Updated: Aug 24, 2022

Sleep disorders related to the upper airway are a common reason for kids to experience sleep problems. Airway problems lead to common characteristics that sleep-wrecked kids exhibit when it comes to how they look, sounds, and behave.

Childhood Airway Disorder Prevention

In her book, Sleep Wrecked Kids: Helping Parents Raise Happy, Healthy Kids, Sharon Moore explores what counts as healthy sleep, shares techniques to help ensure your children are getting it and identifies the signs and symptoms that occur when your kids aren't.


Does your child resist going to bed, wake during the night, or get up super early? Do they wake up groggy, despite sleeping for a long time? Do they snore, breathe noisily, or wake in a tangle of bedclothes?

Has your child been diagnosed with ADHD, or do they have difficulty focusing? Are they a ball of energy, and just can’t sit still? Do they get sick often?

If you answered ‘yes to any of these questions, chances are, your child has a sleep problem.

You are not alone. Up to 40% of children have sleep problems, and these problems can start the pattern for a lifetime of health, behavior, and learning problems. On the flip side, when good sleep is the norm, kids can grow and thrive.

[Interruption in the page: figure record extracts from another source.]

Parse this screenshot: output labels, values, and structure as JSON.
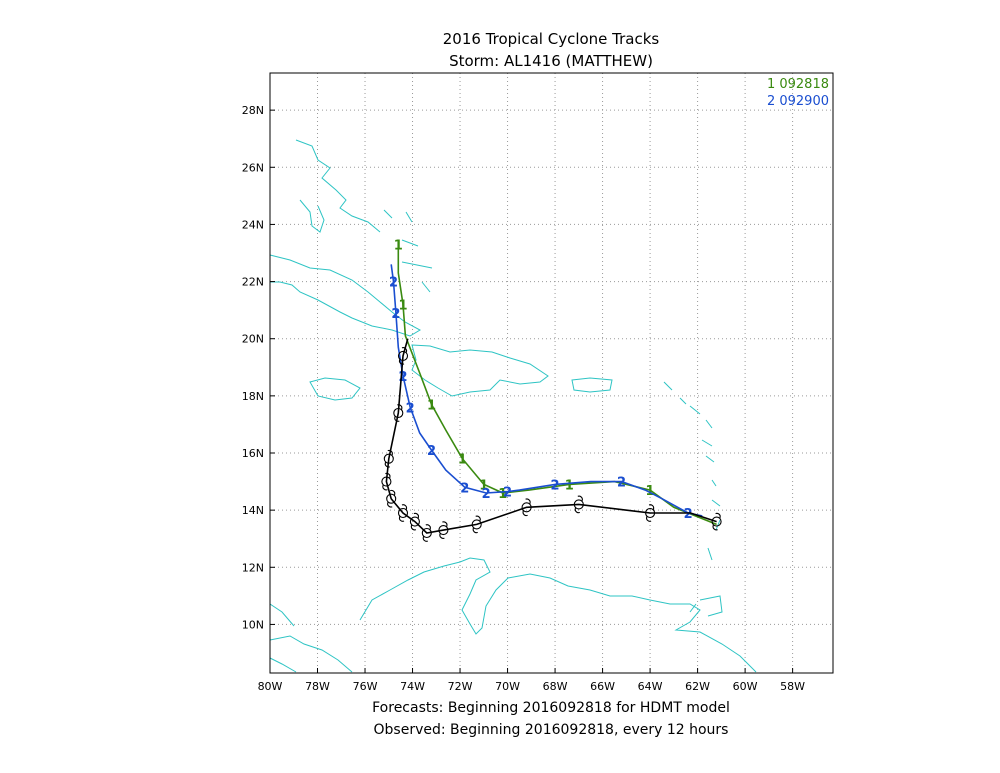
{
  "chart_data": {
    "type": "line",
    "title": "2016 Tropical Cyclone Tracks",
    "subtitle": "Storm: AL1416 (MATTHEW)",
    "footer_lines": [
      "Forecasts: Beginning 2016092818 for HDMT model",
      "Observed: Beginning 2016092818, every 12 hours"
    ],
    "xlim": [
      -80,
      -56.3
    ],
    "ylim": [
      8.3,
      29.3
    ],
    "x_ticks": [
      {
        "value": -80,
        "label": "80W"
      },
      {
        "value": -78,
        "label": "78W"
      },
      {
        "value": -76,
        "label": "76W"
      },
      {
        "value": -74,
        "label": "74W"
      },
      {
        "value": -72,
        "label": "72W"
      },
      {
        "value": -70,
        "label": "70W"
      },
      {
        "value": -68,
        "label": "68W"
      },
      {
        "value": -66,
        "label": "66W"
      },
      {
        "value": -64,
        "label": "64W"
      },
      {
        "value": -62,
        "label": "62W"
      },
      {
        "value": -60,
        "label": "60W"
      },
      {
        "value": -58,
        "label": "58W"
      }
    ],
    "y_ticks": [
      {
        "value": 10,
        "label": "10N"
      },
      {
        "value": 12,
        "label": "12N"
      },
      {
        "value": 14,
        "label": "14N"
      },
      {
        "value": 16,
        "label": "16N"
      },
      {
        "value": 18,
        "label": "18N"
      },
      {
        "value": 20,
        "label": "20N"
      },
      {
        "value": 22,
        "label": "22N"
      },
      {
        "value": 24,
        "label": "24N"
      },
      {
        "value": 26,
        "label": "26N"
      },
      {
        "value": 28,
        "label": "28N"
      }
    ],
    "grid": true,
    "legend_position": "top-right",
    "series": [
      {
        "name": "1 092818",
        "marker": "1",
        "color": "#3a8a10",
        "points": [
          [
            -61.2,
            13.5
          ],
          [
            -63.0,
            14.1
          ],
          [
            -64.0,
            14.7
          ],
          [
            -65.5,
            15.0
          ],
          [
            -67.4,
            14.9
          ],
          [
            -69.1,
            14.7
          ],
          [
            -70.2,
            14.6
          ],
          [
            -71.0,
            14.9
          ],
          [
            -71.9,
            15.8
          ],
          [
            -72.6,
            16.8
          ],
          [
            -73.2,
            17.7
          ],
          [
            -73.7,
            18.8
          ],
          [
            -74.3,
            20.1
          ],
          [
            -74.4,
            21.2
          ],
          [
            -74.6,
            22.3
          ],
          [
            -74.6,
            23.3
          ]
        ],
        "label_indices": [
          2,
          4,
          6,
          7,
          8,
          10,
          13,
          15
        ]
      },
      {
        "name": "2 092900",
        "marker": "2",
        "color": "#1a4ed0",
        "points": [
          [
            -61.8,
            13.8
          ],
          [
            -62.4,
            13.9
          ],
          [
            -63.5,
            14.4
          ],
          [
            -64.2,
            14.7
          ],
          [
            -65.2,
            15.0
          ],
          [
            -66.5,
            15.0
          ],
          [
            -68.0,
            14.9
          ],
          [
            -69.5,
            14.7
          ],
          [
            -70.0,
            14.65
          ],
          [
            -70.9,
            14.6
          ],
          [
            -71.8,
            14.8
          ],
          [
            -72.6,
            15.4
          ],
          [
            -73.2,
            16.1
          ],
          [
            -73.7,
            16.7
          ],
          [
            -74.1,
            17.6
          ],
          [
            -74.4,
            18.7
          ],
          [
            -74.6,
            19.7
          ],
          [
            -74.7,
            20.9
          ],
          [
            -74.8,
            22.0
          ],
          [
            -74.9,
            22.6
          ]
        ],
        "label_indices": [
          1,
          4,
          6,
          8,
          9,
          10,
          12,
          14,
          15,
          17,
          18
        ]
      },
      {
        "name": "Observed",
        "marker": "hurricane-symbol",
        "color": "#000000",
        "points": [
          [
            -61.2,
            13.6
          ],
          [
            -62.3,
            13.9
          ],
          [
            -64.0,
            13.9
          ],
          [
            -67.0,
            14.2
          ],
          [
            -69.2,
            14.1
          ],
          [
            -71.3,
            13.5
          ],
          [
            -72.7,
            13.3
          ],
          [
            -73.4,
            13.2
          ],
          [
            -73.9,
            13.6
          ],
          [
            -74.4,
            13.9
          ],
          [
            -74.9,
            14.4
          ],
          [
            -75.1,
            15.0
          ],
          [
            -75.0,
            15.8
          ],
          [
            -74.6,
            17.4
          ],
          [
            -74.4,
            19.4
          ],
          [
            -74.2,
            20.0
          ]
        ],
        "symbol_indices": [
          0,
          2,
          3,
          4,
          5,
          6,
          7,
          8,
          9,
          10,
          11,
          12,
          13,
          14
        ]
      }
    ]
  }
}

Good sleep is essential to helping children grow and develop properly, regulate body functions in healthy ways, and protect us from illness. As a lack of sleep can impact a child across multiple fronts, all children being evaluated for behavioral issues and disorders should be assessed for sleep disorders.

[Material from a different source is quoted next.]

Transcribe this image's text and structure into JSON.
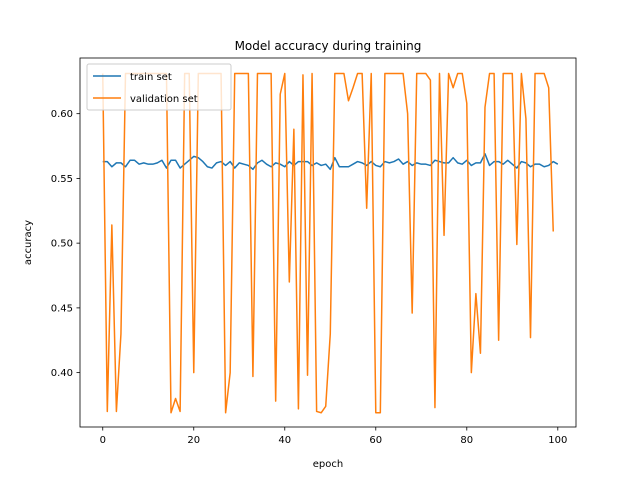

Parents have a critical role in identifying the first signs that something isn't right with their child. One of the main goals of this book is to help parents learn to recognize the signs and symptoms of sleep issues so they can discuss them with their child's pediatrician and pediatric airway dentist.


Sharon Moore is an author, presenter, and Speech Pathologist, with 4 decades of clinical experience across a wide range of communication and upper airway disorders. Her focus right now is sharing key research about the importance of upper airway health and sleep, in reference to the global epidemic of sleep problems.

Recently, acknowledgment of the role of Myofunctional therapy in the management of sleep disorders hails a new era of relevance for therapeutic interventions that support upper airway health and function, affirmation of her chosen clinical direction. She believes that there has never been a more important time for medical and dental colleagues to work as a team with significant health morbidities of sleep disorders in all ages now widely known.

Sharon has worked in medical clinical settings in Australia and London. Currently, she runs a Private Practice in Canberra, managing referrals from medical and dental specialists using an upper airway focussed approach, for patients of all ages and training speech pathologists in her methods. The integration of Orofacial Myofunctional principles into traditional Speech Pathology work allows a unique approach to managing upper airway disorders including breathing, swallowing, chewing, phonation, resonance & speech.

Sharon has a special interest in the early identification of craniofacial growth anomalies in non-syndromic children, airway obstruction in sleep disorders, and concomitant orofacial dysfunctions.